W oświadczeniu wydanym przez Polską Parafię Chrystusa Króla w Londynie Bahlam czytamy: "W momencie Adoracji Krzyża, około godziny 18.00 do drzwi naszego Kościoła przyjechała policja. Nie pozwolono nam dokończyć Celebracji. Policjanci, stwierdzili, że nasze zgromadzenie liturgiczne jest niezgodne z prawem, każąc wszystkim natychmiast opuścić naszą Świątynię pod groźbą mandatu dla każdego z obecnych Parafian w wysokości £200 lub nawet aresztu. Wierni bez sprzeciwu wykonali ten nakaz"(Twitter / parafia-balham.co.uk/). Dlaczego tak brutalnie przerwano nabożeństwo, mimo utrzymania wszystkich wymogów prawnych przez parafię? Odpowiedź jest oczywista z trzech powodów:
Po pierwsze było to nabożeństwo chrześcijańskie, gdyby modlili się muzułmanie dzielni brytyjscy policjanci prędzej skichali by się ze strachu niż zareagowali.

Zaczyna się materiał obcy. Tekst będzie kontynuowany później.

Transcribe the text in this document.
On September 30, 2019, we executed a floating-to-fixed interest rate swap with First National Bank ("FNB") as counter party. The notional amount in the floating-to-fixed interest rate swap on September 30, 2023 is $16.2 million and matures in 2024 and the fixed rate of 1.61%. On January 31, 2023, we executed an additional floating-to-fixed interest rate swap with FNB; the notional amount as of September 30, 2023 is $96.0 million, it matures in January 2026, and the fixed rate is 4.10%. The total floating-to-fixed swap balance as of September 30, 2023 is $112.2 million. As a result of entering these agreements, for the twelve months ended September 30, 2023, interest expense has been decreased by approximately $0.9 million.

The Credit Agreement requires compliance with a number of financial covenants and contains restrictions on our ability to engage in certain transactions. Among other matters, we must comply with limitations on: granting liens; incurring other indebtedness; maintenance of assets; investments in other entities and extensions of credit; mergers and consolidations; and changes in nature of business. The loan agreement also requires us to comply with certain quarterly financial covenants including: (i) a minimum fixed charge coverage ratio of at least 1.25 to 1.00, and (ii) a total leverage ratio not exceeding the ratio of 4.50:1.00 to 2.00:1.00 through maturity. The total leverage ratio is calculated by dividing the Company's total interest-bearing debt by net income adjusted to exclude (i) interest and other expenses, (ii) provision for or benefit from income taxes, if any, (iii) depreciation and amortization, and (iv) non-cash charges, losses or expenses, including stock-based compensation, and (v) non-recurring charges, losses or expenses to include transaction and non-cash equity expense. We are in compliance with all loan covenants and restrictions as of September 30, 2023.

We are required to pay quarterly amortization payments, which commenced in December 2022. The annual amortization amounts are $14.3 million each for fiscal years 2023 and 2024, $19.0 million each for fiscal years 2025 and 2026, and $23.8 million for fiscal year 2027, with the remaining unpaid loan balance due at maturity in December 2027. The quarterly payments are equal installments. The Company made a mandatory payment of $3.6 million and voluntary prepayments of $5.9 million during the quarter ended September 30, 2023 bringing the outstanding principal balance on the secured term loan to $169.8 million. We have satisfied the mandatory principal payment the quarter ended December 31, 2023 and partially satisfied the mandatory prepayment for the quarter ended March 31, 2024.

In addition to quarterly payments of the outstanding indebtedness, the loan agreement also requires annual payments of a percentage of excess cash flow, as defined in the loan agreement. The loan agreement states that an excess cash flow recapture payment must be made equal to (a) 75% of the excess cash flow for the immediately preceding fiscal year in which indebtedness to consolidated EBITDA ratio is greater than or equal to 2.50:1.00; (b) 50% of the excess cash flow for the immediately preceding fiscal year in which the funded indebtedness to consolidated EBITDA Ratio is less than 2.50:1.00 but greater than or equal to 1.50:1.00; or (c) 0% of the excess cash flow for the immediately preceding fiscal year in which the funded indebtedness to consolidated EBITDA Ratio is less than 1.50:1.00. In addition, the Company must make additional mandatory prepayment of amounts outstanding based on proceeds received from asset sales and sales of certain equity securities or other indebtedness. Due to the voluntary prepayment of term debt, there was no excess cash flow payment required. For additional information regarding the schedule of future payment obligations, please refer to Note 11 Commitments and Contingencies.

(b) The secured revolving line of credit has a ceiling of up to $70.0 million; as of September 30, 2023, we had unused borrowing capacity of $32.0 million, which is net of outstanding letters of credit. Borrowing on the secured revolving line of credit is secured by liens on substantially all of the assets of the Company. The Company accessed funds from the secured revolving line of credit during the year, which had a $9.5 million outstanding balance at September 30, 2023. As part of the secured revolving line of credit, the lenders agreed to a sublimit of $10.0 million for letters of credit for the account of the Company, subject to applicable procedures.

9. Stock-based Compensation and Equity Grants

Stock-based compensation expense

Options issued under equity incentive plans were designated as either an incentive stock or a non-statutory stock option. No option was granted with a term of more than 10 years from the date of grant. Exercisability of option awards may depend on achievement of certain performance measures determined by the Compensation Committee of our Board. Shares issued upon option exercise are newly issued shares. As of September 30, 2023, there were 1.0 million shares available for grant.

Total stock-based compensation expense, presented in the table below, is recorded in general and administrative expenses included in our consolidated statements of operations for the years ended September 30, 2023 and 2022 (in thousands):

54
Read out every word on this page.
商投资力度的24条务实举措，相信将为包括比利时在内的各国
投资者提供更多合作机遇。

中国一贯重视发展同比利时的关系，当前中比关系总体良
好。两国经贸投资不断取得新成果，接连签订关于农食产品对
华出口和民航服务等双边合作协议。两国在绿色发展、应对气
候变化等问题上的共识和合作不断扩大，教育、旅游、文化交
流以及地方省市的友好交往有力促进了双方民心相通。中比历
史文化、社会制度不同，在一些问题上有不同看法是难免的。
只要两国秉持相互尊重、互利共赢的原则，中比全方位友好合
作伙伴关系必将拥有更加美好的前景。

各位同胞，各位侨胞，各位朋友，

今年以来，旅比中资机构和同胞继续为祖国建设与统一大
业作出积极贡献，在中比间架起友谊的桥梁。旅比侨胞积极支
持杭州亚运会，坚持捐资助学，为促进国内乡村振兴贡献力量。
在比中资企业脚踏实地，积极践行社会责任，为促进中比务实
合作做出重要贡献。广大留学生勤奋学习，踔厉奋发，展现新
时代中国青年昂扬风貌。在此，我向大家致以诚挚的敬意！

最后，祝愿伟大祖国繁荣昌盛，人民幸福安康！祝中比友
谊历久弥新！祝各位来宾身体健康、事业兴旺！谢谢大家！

Po drugie było to nabożeństwo katolickie. Gdyby rzecz działa się za czasów panowania Henryjka VIII kapłanowi wypruto by wnętrzności a wiernych powieszono. Na szczęście w Anglii nastąpił pewien postęp i dzisiaj katolików tylko wyrzuca się z kościołów a nie morduje chociaż pewnie i tego doczekamy.
Po trzecie było to nabożeństwo w którym brali udział Polacy a z nimi na wyspach Brytyjskich nikt się nie patyczkuje. Co innego gdyby to byli Rosjanie modlący się w cerkwi. Wtedy reakcja brytyjskich stróżów prawa byłaby podobna jak pod meczetem.